Charpentier, ami de Linguet qui l'encourageait à écrire un ouvrage historique sur la Bastille, et qui promettait de lui fournir des éclaircissement singuliers, eut l'idée d'étaler au grand jour les injustices que cette prison d'état avait cachées dans son ombre. Un comité de gens de lettres s'était formé au Lycée, sous la direction de Charpentier, pour dépouiller et analyser tous les papiers de la Bastille, qu'on leur confierait, afin de _conserver des pièces intéressantes, déjà éparses, et qui, dans peu, seraient perdues sans ressource, si on ne les conservait au plus tôt_. Ce fut en quelque sorte un acte d'opposition contre la municipalité de Paris qui avait invité les possesseurs de ces pièces à en faire le dépôt à l'Hôtel-de-Ville, et qui ne se mettait pas en peine de les rendre publiques. _La Bastille dévoilée, ou Recueil de pièces authentiques pour servir à son histoire_, fut donc publiée par livraisons, en 1789 et 1790, reproduisant et commentant le grand registre, dans lequel les entrées et les sorties des prisonniers étaient régulièrement marquées par ordre chronologique.
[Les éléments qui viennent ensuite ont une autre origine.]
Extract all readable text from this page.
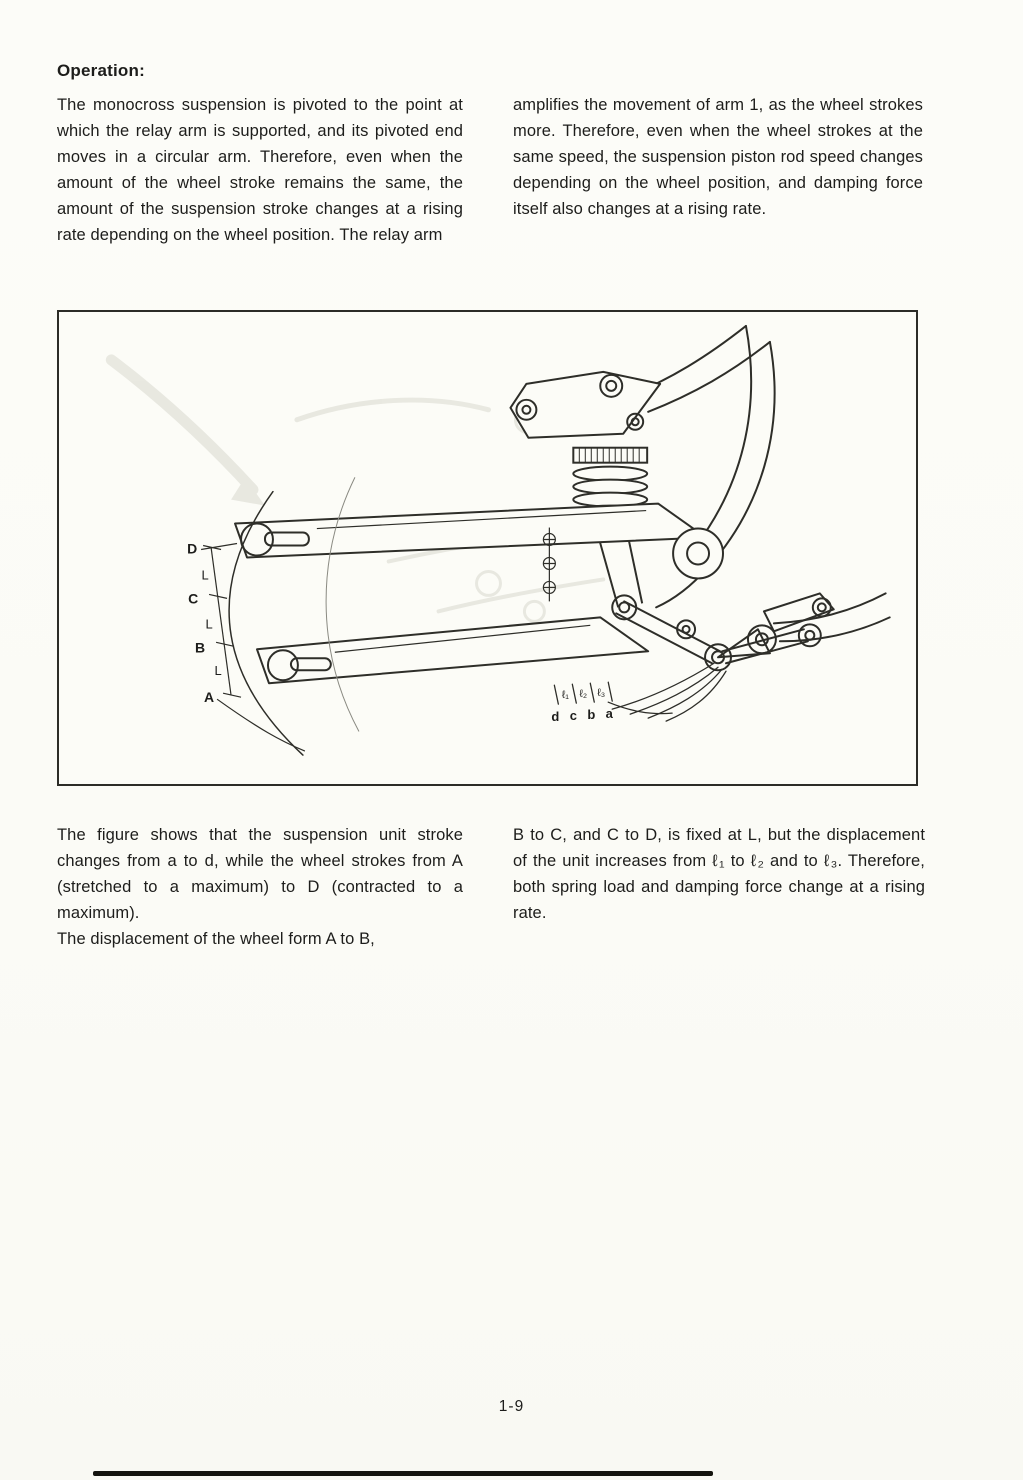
Operation:

The monocross suspension is pivoted to the point at which the relay arm is supported, and its pivoted end moves in a circular arm. Therefore, even when the amount of the wheel stroke remains the same, the amount of the suspension stroke changes at a rising rate depending on the wheel position. The relay arm

amplifies the movement of arm 1, as the wheel strokes more. Therefore, even when the wheel strokes at the same speed, the suspension piston rod speed changes depending on the wheel position, and damping force itself also changes at a rising rate.

D
L
C
L
B
L
A	ℓ₁ ℓ₂ ℓ₃
d c b a

The figure shows that the suspension unit stroke changes from a to d, while the wheel strokes from A (stretched to a maximum) to D (contracted to a maximum).

The displacement of the wheel form A to B,

B to C, and C to D, is fixed at L, but the displacement of the unit increases from ℓ₁ to ℓ₂ and to ℓ₃. Therefore, both spring load and damping force change at a rising rate.

1-9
Ce travail fut exécuté avec autant de conscience que de célérité; mais les pièces contenant l'entrée et la sortie des prisonniers ne remontaient pas au-delà de l'année 1663; à partir de cette époque, Charpentier avait puisé ses documens «dans de petits feuillets manuscrits enfilés par un lacet, qui paraissaient être les dépositaires des notes relatives aux prisonniers jusqu'à ce que le temps permît de les mettre au net sur le grand registre.» Ces notes présentaient pourtant bien des lacunes. Il en était de même du grand registre, dans lequel on avait _enlevé avec beaucoup de précaution_ le folio 120, correspondant à l'année 1698 et à l'arrivée du prisonnier inconnu à la Bastille; on avait aussi _déchiré_ et _mutilé_ les feuillets qui comprenaient la fin de l'année 1703 et les suivantes, comme pour effacer tout ce qui pouvait avoir rapport à _Marchialy_.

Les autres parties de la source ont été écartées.